Axios Closer

June 10, 2025
🎶 Folgers is waking up to higher costs due to ... well, you know.
Today's newsletter is 636 words, a 2½-minute read.
🔔 The dashboard: The S&P 500 closed up 0.6%.
🥶 Today's stock spotlight: J.M. Smucker (-15.6%). The consumer foods company projected a decreased profit for its fiscal year on higher coffee costs and struggles with its Hostess brand. (More below👇)
1 big thing: Tariffs are roasting coffee prices
President Trump's tariffs are roasting coffee sellers.
Why it matters: Coffee importers and retailers are being squeezed by a 10% duty on raw beans, with some warning of higher prices ahead.
🫘 Between the lines: The J.M. Smucker Co. — which sells Folgers, Dunkin' and Cafe Bustelo coffee brands — is citing coffee as its No. 1 raw material cost.
- 🚛 American companies have few domestic options for raw, unroasted coffee beans — known as green coffee — so they can't do much to limit their exposure to import duties.
- Coffee prices were up 9.6% in April, according to the Consumer Price Index, which reports May prices tomorrow.
💵 The impact: The extra duties lowered Smucker's profits and will lead to further price increases, CFO Tucker Marshall said on the company's earnings call today.

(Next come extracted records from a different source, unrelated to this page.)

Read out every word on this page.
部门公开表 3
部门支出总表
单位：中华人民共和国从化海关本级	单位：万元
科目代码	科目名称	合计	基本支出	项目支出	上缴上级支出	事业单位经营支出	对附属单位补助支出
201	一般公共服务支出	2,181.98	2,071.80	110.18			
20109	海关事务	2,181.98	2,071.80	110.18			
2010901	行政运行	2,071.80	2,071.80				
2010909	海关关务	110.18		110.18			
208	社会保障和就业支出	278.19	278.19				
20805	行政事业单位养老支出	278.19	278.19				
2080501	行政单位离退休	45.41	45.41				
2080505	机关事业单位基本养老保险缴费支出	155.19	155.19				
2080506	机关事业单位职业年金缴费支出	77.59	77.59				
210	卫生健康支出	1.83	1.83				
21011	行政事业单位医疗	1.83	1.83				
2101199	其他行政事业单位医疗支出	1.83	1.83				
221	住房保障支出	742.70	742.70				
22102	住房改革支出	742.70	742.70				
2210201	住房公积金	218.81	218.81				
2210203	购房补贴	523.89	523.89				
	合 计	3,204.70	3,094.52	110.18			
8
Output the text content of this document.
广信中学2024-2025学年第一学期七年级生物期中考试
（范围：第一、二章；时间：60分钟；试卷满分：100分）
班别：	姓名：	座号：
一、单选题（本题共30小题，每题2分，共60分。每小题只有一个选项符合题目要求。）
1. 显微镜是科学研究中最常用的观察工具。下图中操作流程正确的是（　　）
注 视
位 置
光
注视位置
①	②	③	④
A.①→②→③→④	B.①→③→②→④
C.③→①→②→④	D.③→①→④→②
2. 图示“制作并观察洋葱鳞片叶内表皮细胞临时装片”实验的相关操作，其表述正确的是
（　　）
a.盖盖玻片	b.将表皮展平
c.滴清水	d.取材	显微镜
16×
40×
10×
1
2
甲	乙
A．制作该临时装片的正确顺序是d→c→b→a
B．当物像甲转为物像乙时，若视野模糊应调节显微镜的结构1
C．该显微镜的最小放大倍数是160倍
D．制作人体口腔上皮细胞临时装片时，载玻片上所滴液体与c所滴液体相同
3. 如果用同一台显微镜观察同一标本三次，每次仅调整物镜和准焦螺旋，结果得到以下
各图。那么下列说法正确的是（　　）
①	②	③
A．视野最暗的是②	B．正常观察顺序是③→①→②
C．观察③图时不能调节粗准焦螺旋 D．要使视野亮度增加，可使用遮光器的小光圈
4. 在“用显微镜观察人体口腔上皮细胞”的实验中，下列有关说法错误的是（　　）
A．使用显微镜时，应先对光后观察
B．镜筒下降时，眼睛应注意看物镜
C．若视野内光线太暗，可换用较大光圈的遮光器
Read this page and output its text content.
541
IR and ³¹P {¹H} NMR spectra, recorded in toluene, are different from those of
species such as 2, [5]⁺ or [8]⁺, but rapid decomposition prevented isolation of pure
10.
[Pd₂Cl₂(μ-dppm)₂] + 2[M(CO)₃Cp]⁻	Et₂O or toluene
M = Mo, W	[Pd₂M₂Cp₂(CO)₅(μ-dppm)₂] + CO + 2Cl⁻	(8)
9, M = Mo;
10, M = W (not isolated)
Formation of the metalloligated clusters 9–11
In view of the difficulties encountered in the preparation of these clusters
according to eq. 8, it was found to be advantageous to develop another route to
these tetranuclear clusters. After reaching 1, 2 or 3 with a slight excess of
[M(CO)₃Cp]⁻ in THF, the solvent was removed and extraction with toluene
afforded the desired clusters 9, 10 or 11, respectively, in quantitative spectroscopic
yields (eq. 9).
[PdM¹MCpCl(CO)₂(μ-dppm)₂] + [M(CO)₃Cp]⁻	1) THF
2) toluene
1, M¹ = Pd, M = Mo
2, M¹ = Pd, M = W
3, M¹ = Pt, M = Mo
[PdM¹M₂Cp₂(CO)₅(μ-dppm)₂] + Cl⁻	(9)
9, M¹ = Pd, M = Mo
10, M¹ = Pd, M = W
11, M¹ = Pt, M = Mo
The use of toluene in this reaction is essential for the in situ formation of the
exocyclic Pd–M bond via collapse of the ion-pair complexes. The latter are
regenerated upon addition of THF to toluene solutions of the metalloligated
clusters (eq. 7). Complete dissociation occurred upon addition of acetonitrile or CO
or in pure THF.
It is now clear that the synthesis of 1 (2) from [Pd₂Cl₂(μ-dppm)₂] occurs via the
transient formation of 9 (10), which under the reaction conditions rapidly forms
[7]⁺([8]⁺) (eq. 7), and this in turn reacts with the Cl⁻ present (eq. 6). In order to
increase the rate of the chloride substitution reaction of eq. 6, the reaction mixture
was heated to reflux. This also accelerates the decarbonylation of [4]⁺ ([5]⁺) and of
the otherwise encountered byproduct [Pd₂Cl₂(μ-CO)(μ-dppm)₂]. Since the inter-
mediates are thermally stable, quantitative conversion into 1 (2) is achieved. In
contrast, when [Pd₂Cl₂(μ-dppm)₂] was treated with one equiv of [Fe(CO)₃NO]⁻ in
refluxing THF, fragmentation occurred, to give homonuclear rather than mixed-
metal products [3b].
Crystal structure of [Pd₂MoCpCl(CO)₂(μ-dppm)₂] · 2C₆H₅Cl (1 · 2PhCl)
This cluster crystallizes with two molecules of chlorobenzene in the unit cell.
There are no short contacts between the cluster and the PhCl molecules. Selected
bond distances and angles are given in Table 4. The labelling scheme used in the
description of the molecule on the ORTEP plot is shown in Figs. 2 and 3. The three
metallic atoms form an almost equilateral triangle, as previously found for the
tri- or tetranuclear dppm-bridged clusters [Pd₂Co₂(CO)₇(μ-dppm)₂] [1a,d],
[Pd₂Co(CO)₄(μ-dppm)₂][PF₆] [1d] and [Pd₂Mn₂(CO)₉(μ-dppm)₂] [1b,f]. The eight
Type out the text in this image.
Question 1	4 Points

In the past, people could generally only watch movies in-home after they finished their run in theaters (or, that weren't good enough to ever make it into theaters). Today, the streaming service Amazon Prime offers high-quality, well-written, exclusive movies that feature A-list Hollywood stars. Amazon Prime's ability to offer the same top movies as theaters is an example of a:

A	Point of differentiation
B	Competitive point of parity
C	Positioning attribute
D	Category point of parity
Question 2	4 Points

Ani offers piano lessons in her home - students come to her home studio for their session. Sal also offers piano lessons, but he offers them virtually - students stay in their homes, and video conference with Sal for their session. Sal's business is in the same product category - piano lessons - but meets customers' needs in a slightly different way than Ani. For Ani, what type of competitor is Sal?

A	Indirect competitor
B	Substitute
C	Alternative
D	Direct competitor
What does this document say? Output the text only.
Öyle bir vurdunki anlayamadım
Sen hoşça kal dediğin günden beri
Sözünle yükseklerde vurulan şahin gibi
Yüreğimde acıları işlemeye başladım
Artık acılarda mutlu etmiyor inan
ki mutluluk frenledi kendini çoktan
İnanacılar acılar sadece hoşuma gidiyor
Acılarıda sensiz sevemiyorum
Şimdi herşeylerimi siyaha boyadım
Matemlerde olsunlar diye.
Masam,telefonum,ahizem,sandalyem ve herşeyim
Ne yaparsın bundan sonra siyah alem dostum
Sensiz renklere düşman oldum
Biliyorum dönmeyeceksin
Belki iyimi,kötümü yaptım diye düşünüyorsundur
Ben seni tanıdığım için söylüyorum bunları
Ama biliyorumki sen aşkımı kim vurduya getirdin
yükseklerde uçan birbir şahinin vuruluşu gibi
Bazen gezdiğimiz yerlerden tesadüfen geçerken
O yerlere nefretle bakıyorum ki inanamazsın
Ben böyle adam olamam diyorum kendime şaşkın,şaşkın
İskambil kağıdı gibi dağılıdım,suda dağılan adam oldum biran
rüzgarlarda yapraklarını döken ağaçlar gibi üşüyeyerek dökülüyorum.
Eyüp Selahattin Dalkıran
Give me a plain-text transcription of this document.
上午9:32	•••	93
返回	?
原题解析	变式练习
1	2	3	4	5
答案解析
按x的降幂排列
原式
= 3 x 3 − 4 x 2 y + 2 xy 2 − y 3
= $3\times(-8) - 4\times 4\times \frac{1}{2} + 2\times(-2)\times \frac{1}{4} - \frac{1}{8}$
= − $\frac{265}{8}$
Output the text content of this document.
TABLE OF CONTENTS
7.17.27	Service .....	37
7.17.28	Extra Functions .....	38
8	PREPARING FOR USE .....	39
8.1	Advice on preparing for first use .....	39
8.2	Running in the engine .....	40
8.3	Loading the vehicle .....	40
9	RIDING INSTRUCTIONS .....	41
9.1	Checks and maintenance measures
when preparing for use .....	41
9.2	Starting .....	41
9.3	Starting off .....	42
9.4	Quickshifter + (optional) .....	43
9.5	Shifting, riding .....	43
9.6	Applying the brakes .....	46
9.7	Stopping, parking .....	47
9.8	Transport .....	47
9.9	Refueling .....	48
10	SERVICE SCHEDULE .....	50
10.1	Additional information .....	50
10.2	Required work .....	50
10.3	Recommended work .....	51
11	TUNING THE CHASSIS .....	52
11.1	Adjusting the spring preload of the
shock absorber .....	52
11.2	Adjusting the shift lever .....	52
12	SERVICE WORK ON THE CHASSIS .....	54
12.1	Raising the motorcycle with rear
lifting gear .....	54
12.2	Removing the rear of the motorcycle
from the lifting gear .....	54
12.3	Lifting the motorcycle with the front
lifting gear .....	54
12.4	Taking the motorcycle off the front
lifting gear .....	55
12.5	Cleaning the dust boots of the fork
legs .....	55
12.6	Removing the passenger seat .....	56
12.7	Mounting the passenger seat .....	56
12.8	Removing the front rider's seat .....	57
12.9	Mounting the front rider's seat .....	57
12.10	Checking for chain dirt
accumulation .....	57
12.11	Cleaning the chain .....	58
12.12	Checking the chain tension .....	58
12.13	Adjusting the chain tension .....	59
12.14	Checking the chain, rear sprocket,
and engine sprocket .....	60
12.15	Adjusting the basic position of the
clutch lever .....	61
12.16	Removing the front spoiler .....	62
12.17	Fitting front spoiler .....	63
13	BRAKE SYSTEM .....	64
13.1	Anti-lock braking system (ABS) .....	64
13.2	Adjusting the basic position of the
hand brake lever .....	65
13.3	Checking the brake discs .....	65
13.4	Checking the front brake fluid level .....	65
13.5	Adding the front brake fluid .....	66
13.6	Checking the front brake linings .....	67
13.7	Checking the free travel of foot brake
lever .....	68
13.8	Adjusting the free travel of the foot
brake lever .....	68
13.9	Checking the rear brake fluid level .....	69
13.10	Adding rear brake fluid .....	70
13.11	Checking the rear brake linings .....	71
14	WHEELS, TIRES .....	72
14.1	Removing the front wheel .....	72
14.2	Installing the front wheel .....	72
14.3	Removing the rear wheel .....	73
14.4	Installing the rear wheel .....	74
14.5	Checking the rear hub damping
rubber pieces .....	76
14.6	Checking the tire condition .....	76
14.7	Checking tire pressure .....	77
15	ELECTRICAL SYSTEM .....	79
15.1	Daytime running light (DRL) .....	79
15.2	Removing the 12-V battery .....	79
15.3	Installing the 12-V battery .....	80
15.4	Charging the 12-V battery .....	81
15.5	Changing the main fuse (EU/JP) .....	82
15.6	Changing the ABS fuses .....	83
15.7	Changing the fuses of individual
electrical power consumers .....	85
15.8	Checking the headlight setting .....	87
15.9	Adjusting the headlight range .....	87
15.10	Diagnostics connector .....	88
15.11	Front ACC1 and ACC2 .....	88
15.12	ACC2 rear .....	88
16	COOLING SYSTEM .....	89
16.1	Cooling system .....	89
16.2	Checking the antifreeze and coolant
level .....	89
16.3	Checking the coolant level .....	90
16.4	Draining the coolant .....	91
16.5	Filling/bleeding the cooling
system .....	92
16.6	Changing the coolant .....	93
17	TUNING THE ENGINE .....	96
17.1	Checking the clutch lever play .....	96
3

- ☕️ At Starbucks, the increased duties are causing the world's largest coffee chain to "look at how the tariffs will impact the cost and then the price that we need to provide to the customer," Starbucks CEO Brian Niccol tells Axios today in an interview in Las Vegas, though he added that "we have no plans right now to pass on pricing."
- "Fortunately for us, we have a very diverse way of buying, and then we roast everything in the United States," Niccol said. "So it's really just the green coffee that we're dealing with, which has got that 10% tariff.
The bottom line: Someone — companies or consumers — will have to swallow these tariffs.
2. Zuck's hiring 🤑
Meta CEO Mark Zuckerberg, frustrated with the pace of Meta's AI development and public stumbles, is creating a new "superintelligence" team dedicated to building the world's most advanced AI platform, the New York Times and Bloomberg reported today.
- 💰 Zuck is said to be personally leading recruiting for the roughly 50-person team, and he's splashing out seven- to nine-figure packages to hire top talent.
Zoom in: Scale AI founder Alexandr Wang has been tapped to join the new Meta lab, per the Times. Meta's been in talks to invest billions of dollars in Scale and bring on some of its employees.
- 🧠 The team's mission for Meta: to develop an AI with powers that ultimately exceed those of the human brain.
The bottom line: Cost doesn't matter in the race for AI dominance.
3. Other happenings
🔍 Google today reportedly offered buyouts to employees across the company, including in its search, ads and commerce divisions. (CNBC)
📺 Paramount Global plans to cut its U.S. personnel by 3.5%. The company is seeking regulatory approval for its merger with Skydance Media. (CNBC)
🚚 Toyota and Daimler Truck finalized a two-year-old deal to merge their truck manufacturing businesses. Hino Motors and Mitsubishi Fuso Truck & Bus will become part of the same holding company by April. (Bloomberg)
🚗 Volvo Cars said its global vehicle sales fell 12% in May. The automaker has been hit hard by increased U.S. automotive tariffs. (Euronews)
4. Ronald McDonald House Charities rebrand
Ronald McDonald House Charities, which provides services globally to ill children and their families, is rebranding and refreshing its logo ahead of an ambitious expansion goal.
- 🎯 Why it matters: The charity aims to double the number of families it serves by 2030.
What's happening: The name and logo will start rolling out to chapters in October, with an aim to fully migrate worldwide by the end of 2027.
- The launch will be supported with a multimedia campaign featuring TV and radio spots and content from celebrity influencers, per Joanna Sabato, the charity's global chief marketing and communications officer.
🏥 By the numbers: Ronald McDonald House has more than 250 chapters in 62 countries, offering out-of-hospital housing and in-hospital family rooms, among other services.
- It now provides more 1,000 different programs, saving families hundreds of millions of dollars in expenses.
- 💵 Support via McDonald's Corp. accounts for about 25% of overall system revenue, Katie Fitzgerald, CEO of Ronald McDonald House, tells Axios.
🖍️ Fun fact: The first Crayola crayons rolled off the assembly line at Binney & Smith Company on this day in 1903. Since then, it's sold over 230 billion of them.